Thursday, March 18, 2010

Carbon Management is the Key

by Joe Anderson, Chairman Idaho Wheat Commission

As we hear about the horrors that may befall us as a result of climate change brought on by mankind’s utilization of fossil fuels, I become concerned that we may do some of the right stuff but for the wrong reasons. And even more worrisome is that we may do a lot of the wrong stuff.

We must greatly reduce our reliance on fossil fuels. However, there are ample reasons to reduce fossil fuel use that go far beyond concerns with climate change.

There is limited understanding of what carbon is, what the carbon cycle is, and what role man plays. I am an American farmer, not an organic chemist nor a climatologist. But, I see the miracle of how carbon dioxide (CO2), through photosynthesis, is utilized by the green plant to convert the energy of the sun to food, fiber and energy. Carbon is the building block of life. All living things are made of carbon (organic) compounds. When organic compounds are consumed, burned or decompose, oxygen (O2) is taken from the atmosphere and CO2 is released. The CO2 is then available for other green plants to convert the sun’s energy. Plant residue left on the soil is used as food for microorganisms. Soil organic matter is produced. Soil organic matter provides for soil health. A healthy soil can hold water and manage nutrients for plant growth. Hence we have a Carbon Cycle. A more complete and sophisticated description can be found at:

There are the same number of atoms of carbon in the world today as when God built it. Carbon takes the form of CO2; organic compounds in living and dead things, along with the products they produce; and fossil fuels that were living things eons ago. Long ago, instead of there being petroleum, coal and natural gas buried in the ground, the Earth’s carbon was above the ground. The atmosphere was rich in CO2 and green plant growth was lush.

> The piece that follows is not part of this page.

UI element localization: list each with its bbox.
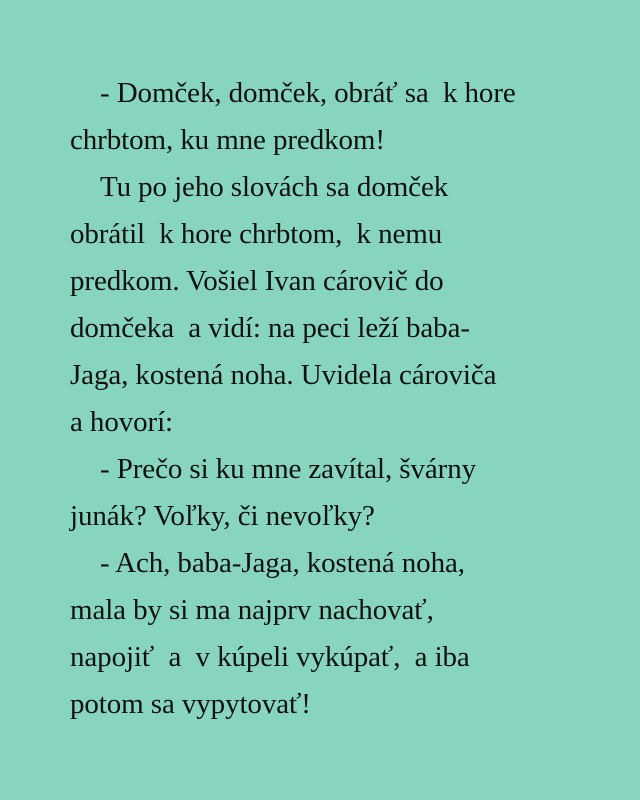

Much of the discussion on climate change is centered on how CO2 can be stored. These discussions range from producing biochar to injecting CO2 into old oil wells to mixing it with cement and burying it. All of these options come at considerable cost. There are proposals to either cap or tax those that emit CO2 to encourage them to either use less carbon or use some of these questionable methods to store CO2. Other proposals would enable emitters to buy offsets from those that store CO2.

Our challenge should not be how can we store CO2. Our objective should be to manage carbon to better utilize the miraculous capability of the green plant to covert CO2 and the sun’s energy and to enhance soil qualities that provide for optimum plant growth.

By some estimates, only four percent of the energy from the sun that strikes the Earth’s surface is converted by green plants. What if we could make that six or eight percent? If we increase yields, or plants grow under less hospitable conditions, not only would more CO2 be converted by the sun’s energy, but less of that energy would be reflected in the form of heat.

We are going to have to figure this out. Within fifty years there will be twice as many people to feed. We may well need all the atmospheric CO2 we can find to meet this challenge. Remember, there are a finite number of carbon atoms on Earth and all living things contain and consume a lot of carbon.

We need a massive effort to increase efficiencies of photosynthesis, nutrient use, water use, etc. of green plants. Increased efficiencies can only happen through science and education. But, we keep constraining our ability to meet this challenge because of budget issues.

We need to expend and focus our energies and resources to increase the efficiency and ability of green plants to convert the energy of the sun into food, fiber and energy. Options that focus on storing carbon are ill-conceived and short sighted. Using less fossil fuel has many positive benefits that may or may not include concerns of climate change. In any event, the miracle of green plant growth provides our most promising alternative.

The cup is half full, not half empty!